Friday 11 October 2019

Mina's Boy -- Monologue

Today's mom's birthday, so I need to ask strangers for money to buy a gift. People are so nice, dropping coins and fluttering coupons down on me. I smile at 'em and always say thank you. Sometimes they look real surprised, or embarrassed, but most of the time they don't hear and just walk on off. A lot of people don't look at me, even though I look at them. Every day I look at people. I look and look and look. I sit outside Rory's shop, out on the corner scrunched up small with my sweater sticking to the brick wall so people don't trip on me when they walk. I used to sit outside Mrs. Josephine's Dance Studio, watching the pretty ballerinas twirl and wishing I could move like them angels. Wishing my stomach didn't jiggle like raspberry jello, wishing that when I was little, I could've fit in the wooden crib that my parents built for my younger sister, when we thought she was going to be born. But a man told me I had to leave, told me to go to a shelter, told me I couldn't sit outside watching them girls dance. I smiled and pointed, telling the man that I lived in a house just past the park, but he was already gone. Rory's ground is wet but he comes out of his shop each day and gives me a sandwich. He sells videos and says his name isn't Rory. He reminds me every night that I got to go, got to go buy food. He helps me count my money, tells me how much people gave me, tells me to buy something nice. Tells me which coupons are for what, tells me what I should be eating. "Get cold vegetables, eat them all day long and never get hungry. Stick of celery," he'll say, "You warm enough? House clean?" He's awful nice.
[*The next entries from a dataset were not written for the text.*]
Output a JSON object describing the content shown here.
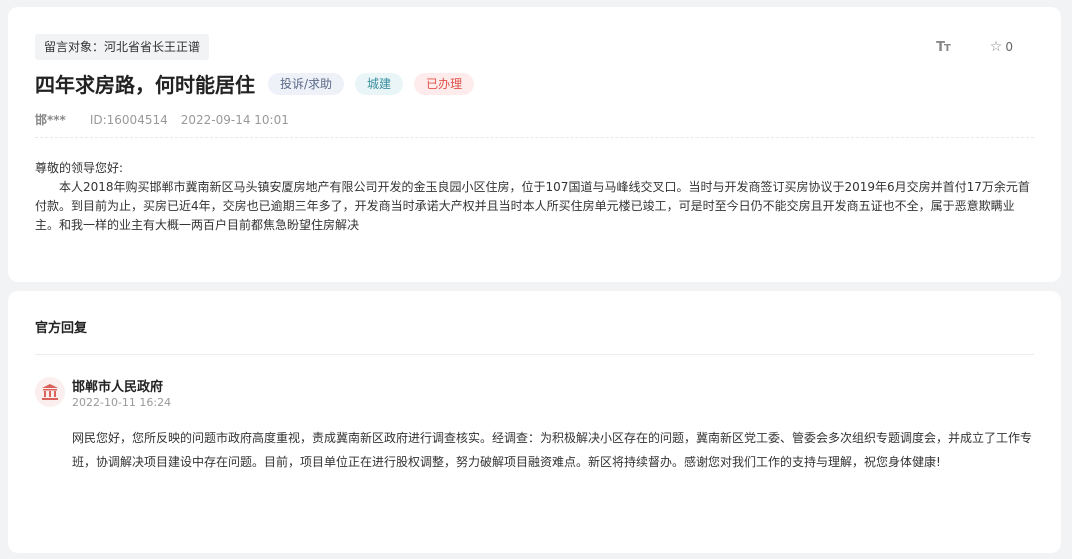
{
  "message": {
    "target_tag": "留言对象：河北省省长王正谱",
    "title": "四年求房路，何时能居住",
    "tags": {
      "type": "投诉/求助",
      "category": "城建",
      "status": "已办理"
    },
    "font_size_icon": "font-size-icon",
    "favorite_count": "0",
    "author": "邯***",
    "id_text": "ID:16004514",
    "datetime": "2022-09-14 10:01",
    "greeting": "尊敬的领导您好:",
    "body": "本人2018年购买邯郸市冀南新区马头镇安厦房地产有限公司开发的金玉良园小区住房，位于107国道与马峰线交叉口。当时与开发商签订买房协议于2019年6月交房并首付17万余元首付款。到目前为止，买房已近4年，交房也已逾期三年多了，开发商当时承诺大产权并且当时本人所买住房单元楼已竣工，可是时至今日仍不能交房且开发商五证也不全，属于恶意欺瞒业主。和我一样的业主有大概一两百户目前都焦急盼望住房解决"
  },
  "reply": {
    "section_title": "官方回复",
    "org_name": "邯郸市人民政府",
    "org_time": "2022-10-11 16:24",
    "body": "网民您好，您所反映的问题市政府高度重视，责成冀南新区政府进行调查核实。经调查：为积极解决小区存在的问题，冀南新区党工委、管委会多次组织专题调度会，并成立了工作专班，协调解决项目建设中存在问题。目前，项目单位正在进行股权调整，努力破解项目融资难点。新区将持续督办。感谢您对我们工作的支持与理解，祝您身体健康!"
  },
  "colors": {
    "status_red": "#e0534a",
    "category_teal": "#3a8ea0",
    "type_blue": "#5b6a8a",
    "gov_icon_red": "#d9625b"
  }
}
I love Rory.

There's a little store that Yuki owns. I didn't know her name for the longest time, she was scared of me, always placing my change on the table instead of my big, pawlike hands. Now though I'm real happy 'cause Yuki always got something picked out for me, a little something nice. She smiles, lots of gum, little lined eyes—a tiny person. Yuki smells like wood varnish, like someone stuffed all the nice things they could think of together and called it a flower. She hands me a little blue swan today and a dog treat for my pup. I always get one. "How much money today?" she says, "How much you have?" I tell her five, I've got five dollars, but I need extra for a birthday present. She smiles extra big. "Is it your birthday?" No, I say. It's for mom. "Then you can have this, too," she says, and hands me a little box, "Open when you go to sleep." 

Dog treat's for my dog. My dog always says hello and I say hello and he eats a treat. Yuki says I should name my dog, but I don't want to pick a name. What if he didn't like it? I'd probably pick something stupid, anyway. Stupid like how I forgot to feed my dog and he vomited on our house's carpeting. "Mina's son. Clean it," Grandfather says, says been smelling it all day. I nod, put my blue swan in my drawer, my own little drawer in my own little room, take out my little box and lay it out on my table so I won't forget. I put food in my dog's bowl and open the cupboard right up, grab two boxes of cereal. I give one to Grandfather and he hands me a fifty dollar bill. I put the money in my drawer and crawl into bed, shaking the cereal into my mouth. I hold Yuki's present real close, real tight, and close my eyes. Just when I feel real sleepy, I take off the lid and look inside. I pick up a little glass ballerina between my thumb and my finger (the one with the broken nail) and hold her to my lamp. The light fills up inside of her and my mouth falls open at her tiny little feet, at her little nose. I run my hand over the figurine, then wipe off my finger smudges with my blue bedspread. 


I tuck the ballerina in my drawer, next to a gold belt buckle my father used to wear before he left and the ballet ribbon, the white ribbon I pulled from Mrs. Josephine's ballet slipper, the one I found in the dumpster behind the studio, the one that wrapped around her ankles as if it kept them from breaking. It lies next to my only picture of my mom. She would have been fifty-six today. I fall asleep with my hand in the drawer, touching the only things I have left.